Emekli öğretmen Özdoğan, Kırkkızlar Mahallesi'ndeki evinde AA muhabirine yaptığı açıklamada, İstanbul Çekmeköy'de lokanta işleten oğlu Serda Özdoğan'ın (40) arkadaşlarına "Suriye'ye gidip 15 gün kalacağım. Allah için onlara dua edeceğim, onlara inşallah bir yardımım dokunur" diyerek 1 Mayıs'ta İstanbul'dan ayrıldığını öğrendiklerini söyledi.
Oğlunun aynı gün uçakla Gaziantep'e gittiği bilgisine ulaştıklarını anlatan Özdoğan, sadece SIM kartını yanına alan oğluna mesaj göndermesine rağmen bir türlü ulaşamadığını, mayıs ayının son haftasında ise "Türkmen Hasan" isimli bir Suriyeli'nin "Çocuğunun yanındaydım. Çocuğun yiğitçe çarpıştı, şehit oldu. Mezarını görmek istiyorsan, Hatay'a gel, mesajlaşalım, senle görüşelim, sana gösteririm" şeklinde mesaj attığını belirtti.
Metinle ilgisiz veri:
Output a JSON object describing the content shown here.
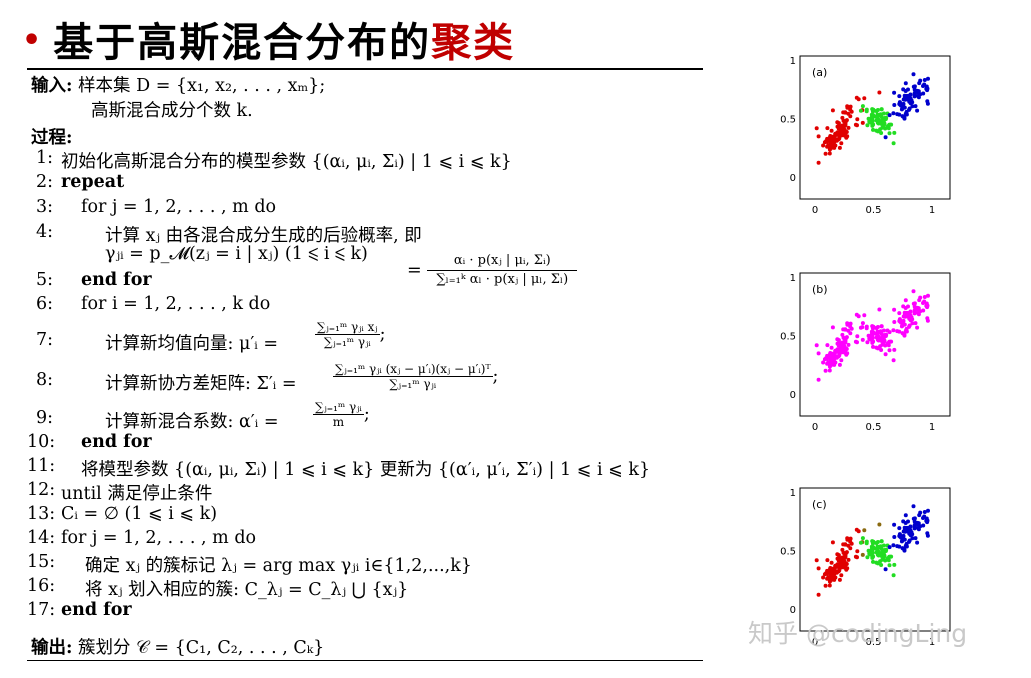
{
  "title": {
    "bullet": "•",
    "main": "基于高斯混合分布的",
    "highlight": "聚类"
  },
  "algorithm": {
    "input_label": "输入:",
    "input_line1": "样本集 D = {x₁, x₂, . . . , xₘ};",
    "input_line2": "高斯混合成分个数 k.",
    "process_label": "过程:",
    "lines": [
      {
        "num": "1:",
        "text": "初始化高斯混合分布的模型参数 {(αᵢ, μᵢ, Σᵢ) | 1 ⩽ i ⩽ k}"
      },
      {
        "num": "2:",
        "text": "repeat"
      },
      {
        "num": "3:",
        "text": "for j = 1, 2, . . . , m  do"
      },
      {
        "num": "4:",
        "text": "计算 xⱼ 由各混合成分生成的后验概率, 即"
      },
      {
        "num": "",
        "text": "γⱼᵢ = p_𝓜(zⱼ = i | xⱼ) (1 ⩽ i ⩽ k)"
      },
      {
        "num": "5:",
        "text": "end for"
      },
      {
        "num": "6:",
        "text": "for i = 1, 2, . . . , k  do"
      },
      {
        "num": "7:",
        "text": "计算新均值向量: μ′ᵢ ="
      },
      {
        "num": "8:",
        "text": "计算新协方差矩阵: Σ′ᵢ ="
      },
      {
        "num": "9:",
        "text": "计算新混合系数: α′ᵢ ="
      },
      {
        "num": "10:",
        "text": "end for"
      },
      {
        "num": "11:",
        "text": "将模型参数 {(αᵢ, μᵢ, Σᵢ) | 1 ⩽ i ⩽ k} 更新为 {(α′ᵢ, μ′ᵢ, Σ′ᵢ) | 1 ⩽ i ⩽ k}"
      },
      {
        "num": "12:",
        "text": "until 满足停止条件"
      },
      {
        "num": "13:",
        "text": "Cᵢ = ∅ (1 ⩽ i ⩽ k)"
      },
      {
        "num": "14:",
        "text": "for j = 1, 2, . . . , m  do"
      },
      {
        "num": "15:",
        "text": "确定 xⱼ 的簇标记 λⱼ =  arg max  γⱼᵢ  i∈{1,2,...,k}"
      },
      {
        "num": "16:",
        "text": "将 xⱼ 划入相应的簇: C_λⱼ = C_λⱼ ⋃ {xⱼ}"
      },
      {
        "num": "17:",
        "text": "end for"
      }
    ],
    "posterior_num": "αᵢ · p(xⱼ | μᵢ, Σᵢ)",
    "posterior_den": "∑ₗ₌₁ᵏ αₗ · p(xⱼ | μₗ, Σₗ)",
    "posterior_eq": "=",
    "mean_num": "∑ⱼ₌₁ᵐ γⱼᵢ xⱼ",
    "mean_den": "∑ⱼ₌₁ᵐ γⱼᵢ",
    "cov_num": "∑ⱼ₌₁ᵐ γⱼᵢ (xⱼ − μ′ᵢ)(xⱼ − μ′ᵢ)ᵀ",
    "cov_den": "∑ⱼ₌₁ᵐ γⱼᵢ",
    "alpha_num": "∑ⱼ₌₁ᵐ γⱼᵢ",
    "alpha_den": "m",
    "output_label": "输出:",
    "output_text": "簇划分 𝒞 = {C₁, C₂, . . . , Cₖ}"
  },
  "plots": [
    {
      "label": "(a)",
      "yticks": [
        "0",
        "0.5",
        "1"
      ],
      "xticks": [
        "0",
        "0.5",
        "1"
      ]
    },
    {
      "label": "(b)",
      "yticks": [
        "0",
        "0.5",
        "1"
      ],
      "xticks": [
        "0",
        "0.5",
        "1"
      ]
    },
    {
      "label": "(c)",
      "yticks": [
        "0",
        "0.5",
        "1"
      ],
      "xticks": [
        "0",
        "0.5",
        "1"
      ]
    }
  ],
  "colors": {
    "red": "#e00000",
    "green": "#22dd22",
    "blue": "#0000cc",
    "magenta": "#ff00ff",
    "title_highlight": "#c00000"
  },
  "watermark": "知乎 @codingLing"
}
Bu kişinin daha sonra "oğlunun mezarını göstereyim" şeklinde başka bir mesaj attığını dile getiren Özdoğan, "Türkmen Hasan'ı birkaç kez telefonla aradım. En sonunda bir gün ulaşabildim. Konuştuk, bana şunları söyledi; 'Biz, 40 kişi dinlenme yerindeydik, bombalandık. Birinci bombalanmada ben yaralandım. Serda sağdı. İkinci bombalanmada Serda şehit olmuş. Mezarı bellidir'. Neredesiniz dedim, 'Halep'teyiz' dedi. Hangi grupta olduklarını söylemedi. 'Üstü başı, telefonu, neyi varsa bir şeylerini gönder bana, inanayım, inanmıyorum' dedim. Telefonu kapattı, daha da haber alamadık" diye konuştu.
Özdoğan, oğlunun evli ve iki çocuk babası olduğunu belirterek, "Gelinim ve torunlarımı yanıma getirdim. Biz de kalıyorlar. Oğlum, Başbakan'ı da çok severdi. Başbakan'dan ve yetkililerden oğlumun bulunması için yardım bekliyorum" dedi.
Kurtuluş Özdoğan, oğlunun bulunması için Dışişleri Bakanlığına başvurduklarını sözlerine ekledi.